When you’ve written the music that’s accompanied the BBC’s cricket coverage for longer than anyone can remember, you’ll always be associated with summer. That’s why Booker T Jones on an August Bank Holiday evening at the Robin promised to be the perfect combination – red-hot soul sounds in front of a packed and steaming audience.
Unless you’ve been on Mars you’ll have noticed that this summer hasn’t gone to plan, and the audience was damp rather than steaming. The music, though, was something else.
Booker T’s band walk on stage and start up a very passable slab of funk that turns into Harlem House, from his Grammy-winning album of last year The Road From Memphis. By now the man himself is on stage, complete with pork pie hat and suit, looking as though he could have spent the past fifty years playing dominoes in a pub on Dudley Road rather than writing and recording more great music than one man could ever claim to be his fair share. He gets behind the Hammond B3 he’s made his own and there’s another one from the album, the just-as-funky Walking Papers.

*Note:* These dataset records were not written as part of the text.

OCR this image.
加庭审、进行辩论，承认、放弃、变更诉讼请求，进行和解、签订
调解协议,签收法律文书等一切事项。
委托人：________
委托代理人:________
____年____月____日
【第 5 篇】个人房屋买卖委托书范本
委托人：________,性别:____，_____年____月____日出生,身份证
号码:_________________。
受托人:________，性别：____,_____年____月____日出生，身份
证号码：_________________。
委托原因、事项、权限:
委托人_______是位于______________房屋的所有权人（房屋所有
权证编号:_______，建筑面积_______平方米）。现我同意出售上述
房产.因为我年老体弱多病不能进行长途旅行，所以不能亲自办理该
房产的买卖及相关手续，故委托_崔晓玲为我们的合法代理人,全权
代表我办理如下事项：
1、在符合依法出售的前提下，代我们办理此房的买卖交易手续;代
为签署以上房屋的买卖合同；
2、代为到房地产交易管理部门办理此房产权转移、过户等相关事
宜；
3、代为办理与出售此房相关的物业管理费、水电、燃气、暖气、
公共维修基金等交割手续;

To come up with something so fresh after so long in the business is testament to a rare talent indeed.
The album plugged, it’s time to wander through that extensive back catalogue. Born Under a Bad Sign, co-written with William Bell for Albert King, with the Hammond adding an extra dimension and Booker’s oft-overlooked voice treating the first modern blues classic with due reverence.

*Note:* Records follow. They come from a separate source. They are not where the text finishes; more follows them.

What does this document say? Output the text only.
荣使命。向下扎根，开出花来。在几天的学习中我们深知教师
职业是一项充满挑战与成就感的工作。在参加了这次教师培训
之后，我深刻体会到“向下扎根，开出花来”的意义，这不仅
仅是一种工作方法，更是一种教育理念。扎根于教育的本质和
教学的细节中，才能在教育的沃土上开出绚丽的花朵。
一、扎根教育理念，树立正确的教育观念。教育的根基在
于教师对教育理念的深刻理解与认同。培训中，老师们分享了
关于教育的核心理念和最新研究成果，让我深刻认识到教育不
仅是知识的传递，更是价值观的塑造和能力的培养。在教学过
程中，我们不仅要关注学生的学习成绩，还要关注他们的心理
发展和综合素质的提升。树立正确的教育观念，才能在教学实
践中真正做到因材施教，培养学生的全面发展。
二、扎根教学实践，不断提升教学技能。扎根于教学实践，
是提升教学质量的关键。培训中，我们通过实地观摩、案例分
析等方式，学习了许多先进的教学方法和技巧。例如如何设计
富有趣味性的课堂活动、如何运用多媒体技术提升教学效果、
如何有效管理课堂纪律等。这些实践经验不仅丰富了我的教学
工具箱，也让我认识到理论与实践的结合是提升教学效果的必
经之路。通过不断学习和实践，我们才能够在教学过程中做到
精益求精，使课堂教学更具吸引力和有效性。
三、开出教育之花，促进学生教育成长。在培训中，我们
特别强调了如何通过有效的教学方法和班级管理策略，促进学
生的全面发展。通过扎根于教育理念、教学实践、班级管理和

Now, if you’ve recorded what might be the most famous pop instrumental of all time, do you close the set with it? Play it as an encore? Or do you casually announce midway, “This is one I recorded in 1962 with the MGs” and launch into Green Onions while the audience look on spellbound? You might think that after fifty years he’d be tempted to leave it out of the set altogether, but as he said later, “It’s the best. And you gotta play the best.”
The set then changes course as the rest of the band leave the stage while guitarist Vernon Black begins a solo version of the Hendrix song Little Wing, Booker returning for a rousing finale.
A rocking Take Me to the River highlights the band’s versatility, with Booker on guitar and drummer Draian Gray providing a machine-gun rap. Gray’s talents come to the fore once again on Soul Limbo, a blisteringly fast version where he provides percussion that would have done justice to MGs drummer Al Jackson at his best. And the set proper wraps up with a re-working of another MGs classic, the oft-covered Time is Tight, often used by the band’s guitarist Steve Cropper to open his own gigs. Both men have graced the Robin stage, with Cropper now a regular on the British circuit with the Animals, but sadly there are no plans for the two surviving MGs to tour together.
With scarcely time to go offstage the band re-emerge for another MG’s track, Hip Hug Her, featuring more of the Gray rapping ability, one more blistering run through of instrumental keyboard genius and a final song, when Booker straps on his guitar for a tender rendition of his former label-mate Otis Redding’s classic I’ve Been Loving You Too Long. “It’s been great,” says Booker of the truncated tour which has seen him play just two dates on this trip to Britain. Tonight certainly was, even if the weather wasn’t.